(EDITOR'S NOTE: As always, the opinions of Buzz Adams do not reflect the opinions of this radio station, its parent company, anyone else on the show, or anyone else, in fact, ever. Please direct all hate mail directly to buzz@klaq.com)

WalletHub is a personal finance website that recently put out a study ranking the best and worst states to raise a family.

North Dakota came in first. New Mexico came in last.

WalletHub took into account things like quality of schools, jobs, health care and the crime rate.

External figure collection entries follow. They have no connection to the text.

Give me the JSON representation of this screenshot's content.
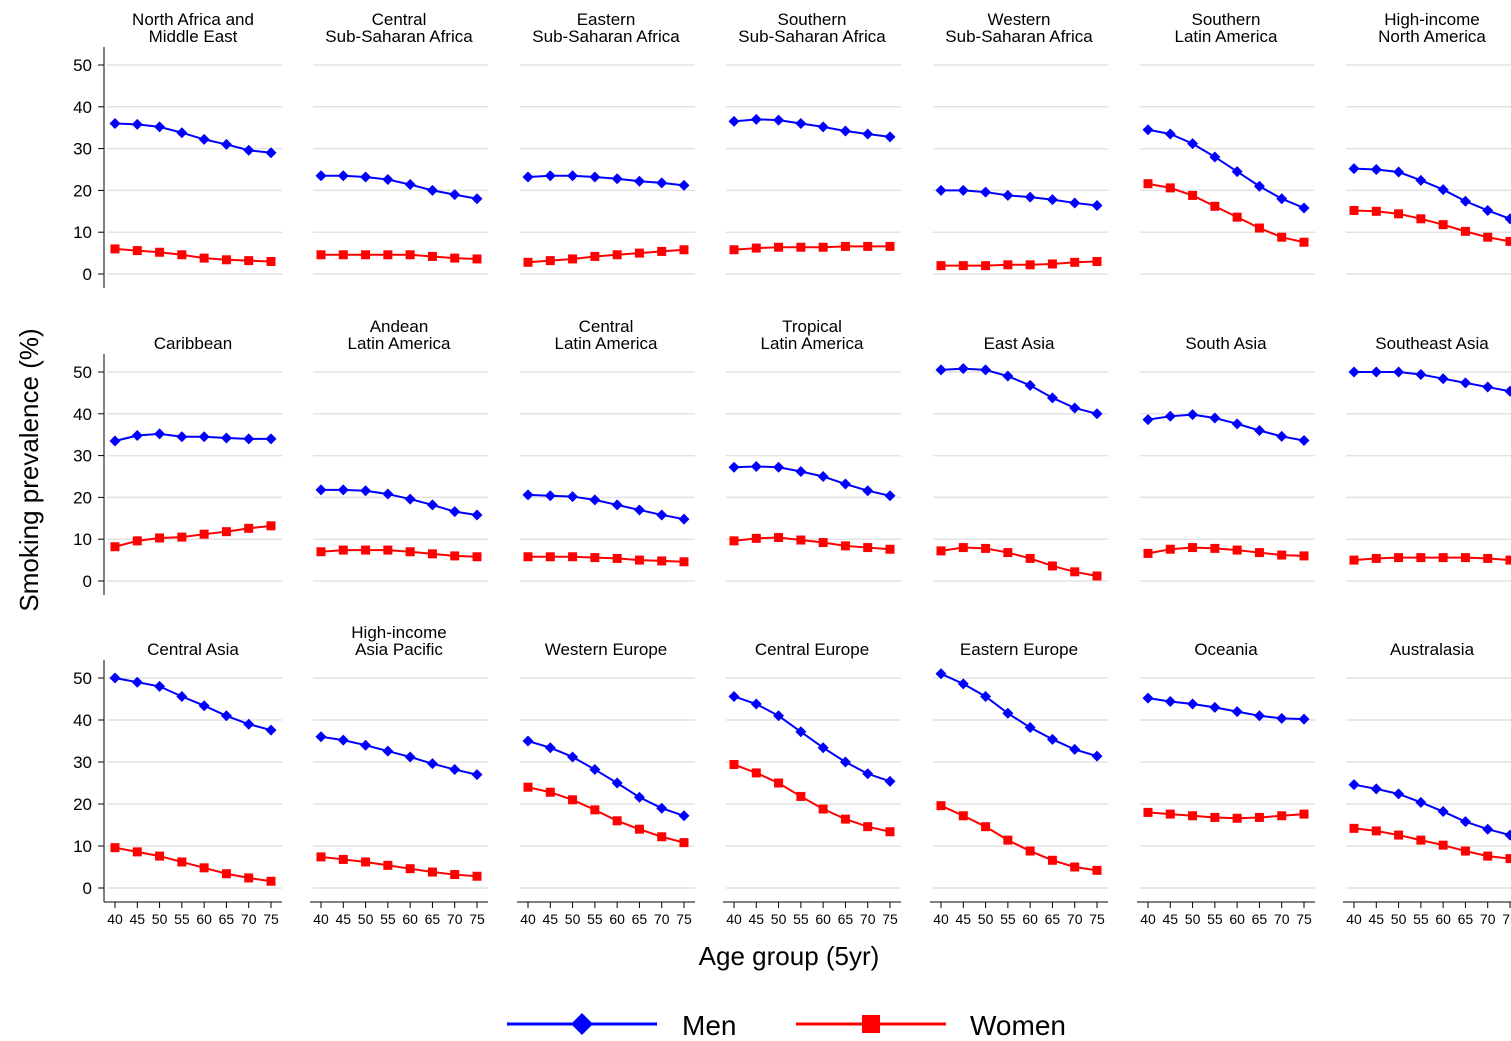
{
  "chart_data": {
    "type": "line",
    "ylabel": "Smoking prevalence (%)",
    "xlabel": "Age group (5yr)",
    "x": [
      40,
      45,
      50,
      55,
      60,
      65,
      70,
      75
    ],
    "ylim": [
      0,
      50
    ],
    "yticks": [
      0,
      10,
      20,
      30,
      40,
      50
    ],
    "grid": true,
    "legend_position": "bottom",
    "legend": [
      {
        "name": "Men",
        "color": "#0000ff",
        "marker": "diamond"
      },
      {
        "name": "Women",
        "color": "#ff0000",
        "marker": "square"
      }
    ],
    "panels": [
      {
        "title": [
          "North Africa and",
          "Middle East"
        ],
        "men": [
          36,
          35.8,
          35.2,
          33.8,
          32.2,
          31,
          29.6,
          29
        ],
        "women": [
          6,
          5.6,
          5.2,
          4.6,
          3.8,
          3.4,
          3.2,
          3
        ]
      },
      {
        "title": [
          "Central",
          "Sub-Saharan Africa"
        ],
        "men": [
          23.5,
          23.5,
          23.2,
          22.6,
          21.4,
          20,
          19,
          18
        ],
        "women": [
          4.6,
          4.6,
          4.6,
          4.6,
          4.6,
          4.2,
          3.8,
          3.6
        ]
      },
      {
        "title": [
          "Eastern",
          "Sub-Saharan Africa"
        ],
        "men": [
          23.2,
          23.5,
          23.5,
          23.2,
          22.8,
          22.2,
          21.8,
          21.2
        ],
        "women": [
          2.8,
          3.2,
          3.6,
          4.2,
          4.6,
          5,
          5.4,
          5.8
        ]
      },
      {
        "title": [
          "Southern",
          "Sub-Saharan Africa"
        ],
        "men": [
          36.5,
          37,
          36.8,
          36,
          35.2,
          34.2,
          33.5,
          32.8
        ],
        "women": [
          5.8,
          6.2,
          6.4,
          6.4,
          6.4,
          6.6,
          6.6,
          6.6
        ]
      },
      {
        "title": [
          "Western",
          "Sub-Saharan Africa"
        ],
        "men": [
          20,
          20,
          19.6,
          18.8,
          18.4,
          17.8,
          17,
          16.4
        ],
        "women": [
          2,
          2,
          2,
          2.2,
          2.2,
          2.4,
          2.8,
          3
        ]
      },
      {
        "title": [
          "Southern",
          "Latin America"
        ],
        "men": [
          34.5,
          33.5,
          31.2,
          28,
          24.5,
          21,
          18,
          15.8
        ],
        "women": [
          21.6,
          20.6,
          18.8,
          16.2,
          13.6,
          11,
          8.8,
          7.6
        ]
      },
      {
        "title": [
          "High-income",
          "North America"
        ],
        "men": [
          25.2,
          25,
          24.4,
          22.4,
          20.2,
          17.4,
          15.2,
          13.2
        ],
        "women": [
          15.2,
          15,
          14.4,
          13.2,
          11.8,
          10.2,
          8.8,
          7.8
        ]
      },
      {
        "title": [
          "Caribbean"
        ],
        "men": [
          33.5,
          34.8,
          35.2,
          34.5,
          34.5,
          34.2,
          34,
          34
        ],
        "women": [
          8.2,
          9.6,
          10.3,
          10.5,
          11.2,
          11.8,
          12.6,
          13.2
        ]
      },
      {
        "title": [
          "Andean",
          "Latin America"
        ],
        "men": [
          21.8,
          21.8,
          21.6,
          20.8,
          19.6,
          18.2,
          16.6,
          15.8
        ],
        "women": [
          7,
          7.4,
          7.4,
          7.4,
          7,
          6.5,
          6,
          5.8
        ]
      },
      {
        "title": [
          "Central",
          "Latin America"
        ],
        "men": [
          20.6,
          20.4,
          20.2,
          19.4,
          18.2,
          17,
          15.8,
          14.8
        ],
        "women": [
          5.8,
          5.8,
          5.8,
          5.6,
          5.4,
          5,
          4.8,
          4.6
        ]
      },
      {
        "title": [
          "Tropical",
          "Latin America"
        ],
        "men": [
          27.2,
          27.4,
          27.2,
          26.2,
          25,
          23.2,
          21.6,
          20.4
        ],
        "women": [
          9.6,
          10.2,
          10.4,
          9.8,
          9.2,
          8.4,
          8,
          7.6
        ]
      },
      {
        "title": [
          "East Asia"
        ],
        "men": [
          50.5,
          50.8,
          50.5,
          49,
          46.8,
          43.8,
          41.4,
          40
        ],
        "women": [
          7.2,
          8,
          7.8,
          6.8,
          5.4,
          3.6,
          2.2,
          1.2
        ]
      },
      {
        "title": [
          "South Asia"
        ],
        "men": [
          38.6,
          39.4,
          39.8,
          39,
          37.6,
          36,
          34.6,
          33.6
        ],
        "women": [
          6.6,
          7.6,
          8,
          7.8,
          7.4,
          6.8,
          6.2,
          6
        ]
      },
      {
        "title": [
          "Southeast Asia"
        ],
        "men": [
          50,
          50,
          50,
          49.4,
          48.4,
          47.4,
          46.4,
          45.4
        ],
        "women": [
          5,
          5.4,
          5.6,
          5.6,
          5.6,
          5.6,
          5.4,
          5
        ]
      },
      {
        "title": [
          "Central Asia"
        ],
        "men": [
          50,
          49,
          48,
          45.6,
          43.4,
          41,
          39,
          37.6
        ],
        "women": [
          9.6,
          8.6,
          7.6,
          6.2,
          4.8,
          3.4,
          2.4,
          1.6
        ]
      },
      {
        "title": [
          "High-income",
          "Asia Pacific"
        ],
        "men": [
          36,
          35.2,
          34,
          32.6,
          31.2,
          29.6,
          28.2,
          27
        ],
        "women": [
          7.4,
          6.8,
          6.2,
          5.4,
          4.6,
          3.8,
          3.2,
          2.8
        ]
      },
      {
        "title": [
          "Western Europe"
        ],
        "men": [
          35,
          33.4,
          31.2,
          28.2,
          25,
          21.6,
          19,
          17.2
        ],
        "women": [
          24,
          22.8,
          21,
          18.6,
          16,
          14,
          12.2,
          10.8
        ]
      },
      {
        "title": [
          "Central Europe"
        ],
        "men": [
          45.6,
          43.8,
          41,
          37.2,
          33.4,
          30,
          27.2,
          25.4
        ],
        "women": [
          29.4,
          27.4,
          25,
          21.8,
          18.8,
          16.4,
          14.6,
          13.4
        ]
      },
      {
        "title": [
          "Eastern Europe"
        ],
        "men": [
          51,
          48.6,
          45.6,
          41.6,
          38.2,
          35.4,
          33,
          31.4
        ],
        "women": [
          19.6,
          17.2,
          14.6,
          11.4,
          8.8,
          6.6,
          5,
          4.2
        ]
      },
      {
        "title": [
          "Oceania"
        ],
        "men": [
          45.2,
          44.4,
          43.8,
          43,
          42,
          41,
          40.4,
          40.2
        ],
        "women": [
          18,
          17.6,
          17.2,
          16.8,
          16.6,
          16.8,
          17.2,
          17.6
        ]
      },
      {
        "title": [
          "Australasia"
        ],
        "men": [
          24.6,
          23.6,
          22.4,
          20.4,
          18.2,
          15.8,
          14,
          12.6
        ],
        "women": [
          14.2,
          13.6,
          12.6,
          11.4,
          10.2,
          8.8,
          7.6,
          7
        ]
      }
    ]
  }
}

Well, sure, if those are your criteria, New Mexico's not going to look so great. But what about statistics like "Most Varieties of Green Chile" or "Proximity to Former Nuclear Test Sites?" And, I'm sure North Freakin' Dakota wouldn't have done so well if one of the metrics had been "Likelihood of Losing Toes to Frostbite Because You Went Out to Get the Mail Wearing only TWO Layers of Socks".

Here are some of the reasons New Mexico is a GREAT place to raise a family.

  • You can buy hard liquor at a convenience store. AT A DRIVE-THRU WINDOW!
  • Every town of 2,000 or more people has an Allsup's and their delicious heat-lamp burritos
  • Highest rate of tortillas with Jesus' face on them
  • It's the only state that is actually PROUD of its association with meth.
  • Your kids are more likely to be abducted by aliens. At least they'd be out of New Mexico!
  • You can put up all your Christmas decorations using only a wheelbarrow full of sand and 150 brown paper bags.
  • Any kid who would be called "special needs" in any other state can be called "valedictorian" in NM.